Wednesday, February 19, 2014

Inside a Mental Hospital Called Jail

That is the title of this article click on the link to read the whole story. “The largest mental health center in America is a huge compound here in Chicago, with thousands of people suffering from manias, psychoses and other disorders, all surrounded by high fences and barbed wire.  Just one thing: It’s a jail. The only way to get treatment is to be arrested.  Psychiatric disorders are the only kind of sickness that we as a society regularly respond to not with sympathy but with handcuffs and incarceration.  And as more humane and cost-effective ways of treating mental illness have been cut back, we increasingly resort to the law enforcement toolbox: jails and prisons. More than half of prisoners in the United States have a mental health problem, according to a 2006 Justice Department study.  Among female inmates, almost three-quarters have a mental disorder.” That is a drag when the only way to get treatment is to go to jail.  What about the regular inmates the ones that do not have a mental illness.  You have enough doing your time than you have to worry about someone who has a mental illness to.  When I went to jail from the state hospital no one messed with my stuff do you know why because I had a mental illness and they did not know what I would do if they stole or did anything to me yes they were frightened.
You have games in the state hospital now in jail and prisons too.  You just want to do your time and get out. “People are not officially incarcerated because of psychiatric ailments, but that’s the unintended effect. Sherriff Dart says that although some mentally ill people commit serious crimes, the great majority are brought in for offenses that flow from mental illness.  One 47-year old man I spoke to, George, (I’m not permitted to use last names for legal reasons) is bipolar, hears voices and abuses drugs and alcohol.  He said he had been arrested five times since October for petty offenses.  The current offense is criminal trespass for refusing to leave Laundromat.  The sheriff says such examples are common and asks: ‘How will we be viewed, 20, 30, 50 years from now?

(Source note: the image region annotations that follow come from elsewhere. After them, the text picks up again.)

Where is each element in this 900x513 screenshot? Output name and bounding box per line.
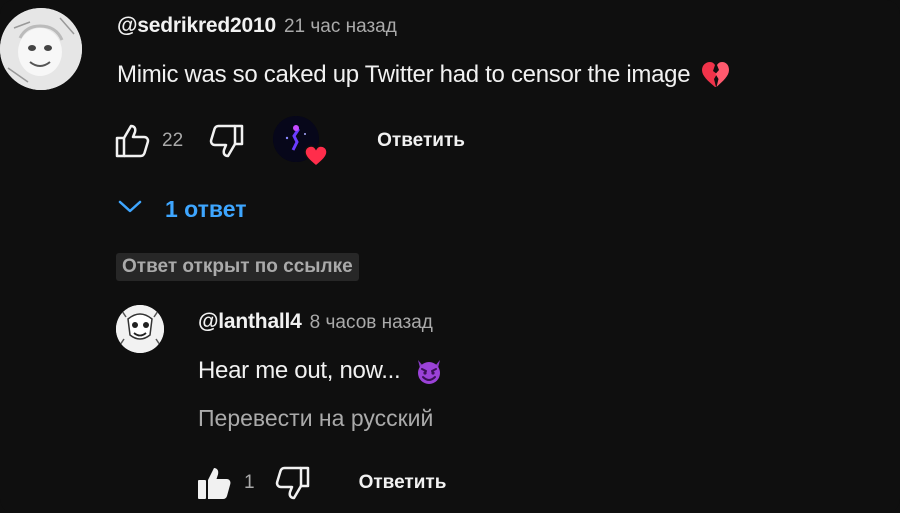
thumbs-up-filled-icon xyxy=(198,468,231,499)
heart-icon xyxy=(303,144,329,168)
creator-heart-icon xyxy=(273,116,328,167)
dislike-button[interactable] xyxy=(271,461,315,505)
reply-header: @lanthall4 8 часов назад xyxy=(198,310,433,334)
thumbs-down-icon xyxy=(209,124,244,158)
thumbs-down-icon xyxy=(275,466,309,500)
thumbs-up-icon xyxy=(115,124,150,158)
comment-author[interactable]: @sedrikred2010 xyxy=(117,14,276,38)
like-button[interactable] xyxy=(192,461,236,505)
translate-link[interactable]: Перевести на русский xyxy=(198,405,433,432)
dislike-button[interactable] xyxy=(205,119,249,163)
like-count: 1 xyxy=(244,472,255,493)
comment-thread: @sedrikred2010 21 час назад Mimic was so… xyxy=(0,0,900,513)
smiling-imp-icon xyxy=(414,356,444,386)
comment-header: @sedrikred2010 21 час назад xyxy=(117,14,397,38)
reply-text: Hear me out, now... xyxy=(198,357,401,384)
like-button[interactable] xyxy=(110,119,154,163)
reply-actions: 1 Ответить xyxy=(192,460,446,506)
replies-toggle[interactable]: 1 ответ xyxy=(117,196,247,223)
comment-time[interactable]: 21 час назад xyxy=(284,16,397,38)
like-count: 22 xyxy=(162,130,184,151)
comment-body: Mimic was so caked up Twitter had to cen… xyxy=(117,60,730,90)
broken-heart-icon xyxy=(700,60,730,90)
replies-count-label: 1 ответ xyxy=(165,196,247,222)
comment-text: Mimic was so caked up Twitter had to cen… xyxy=(117,61,691,88)
chevron-down-icon xyxy=(117,199,143,220)
comment-actions: 22 Ответить xyxy=(110,116,465,167)
reply-author[interactable]: @lanthall4 xyxy=(198,310,302,334)
reply-time[interactable]: 8 часов назад xyxy=(310,312,433,334)
reply-body: Hear me out, now... xyxy=(198,356,444,386)
reply-button[interactable]: Ответить xyxy=(377,130,465,152)
reply-button[interactable]: Ответить xyxy=(359,472,447,494)
avatar-image xyxy=(116,305,164,353)
reply-avatar[interactable] xyxy=(116,305,164,353)
linked-reply-badge: Ответ открыт по ссылке xyxy=(116,253,359,281)
avatar-image xyxy=(0,8,82,90)
avatar[interactable] xyxy=(0,8,82,90)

We’ll be looked on as the ones who locked up all the mentally ill people. It really is one of those things so rich with irony: The same society that abhorred the idea that we lock people up in mental hospitals, now we lock people up in jails.’”  They should not be there in jail for petty crimes.  It seems like there are far too many not getting the treatment on the streets that they need.
The article goes on to say: “ A few data snapshots: Nationwide in America, more than three times as many mentally ill people are housed in prisons and jails as in hospitals, according to a 2010 study by the National Sheriffs’ Association and Treatment Advocacy Center.  Mentally ill inmates are often preyed upon while incarcerated, or disciplined because of trouble following rules.  They are much more likely than other prisoners, for example, to be injured in a fight in jail, the Justice Department says. Some 40 percent of people with serious mental illnesses have been arrested at some point in their lives.  In the 1800s, Dorothea Dix led a campaign against the imprisonment of the mentally ill, leading to far-reaching reforms and the establishment of mental hospitals. Now we as a society have, in effect, returned to the 1800s. In 1955, there was one bed in a psychiatric ward for every 300 Americans; now there is one for every 3,000 Americans, the 2010 study said. So while more effective pharmacological treatments are theoretically available, they are often very difficult to access for people who are only borderline.” I am different if I ever was in trouble again I would want to go to jail if I am medicated.  I’ve been to both the state hospital and jail.  I did not like jail unmedicated but would prefer it if I was medicated.
Ending the article: “TAXPAYERS spend as much as $ 300 or $400 a day supporting patients with psychiatric disorders while they are in jail, partly because the mentally ill require medication and extra supervision and care. ‘Fiscally, this is the stupidest thing I’ve seen government do, Dart says.  It would be far cheaper, he adds, to manage the mentally ill with a case worker on the outside than to spend such sums incarcerating them.  Cook County has implemented an exemplary system for mental health support for inmates. While in jail, they often stabilize.  Then they are released, go off their medication and cycle repeats.’”  They need the stabilization out here.  When a jail becomes a mental ward we need help.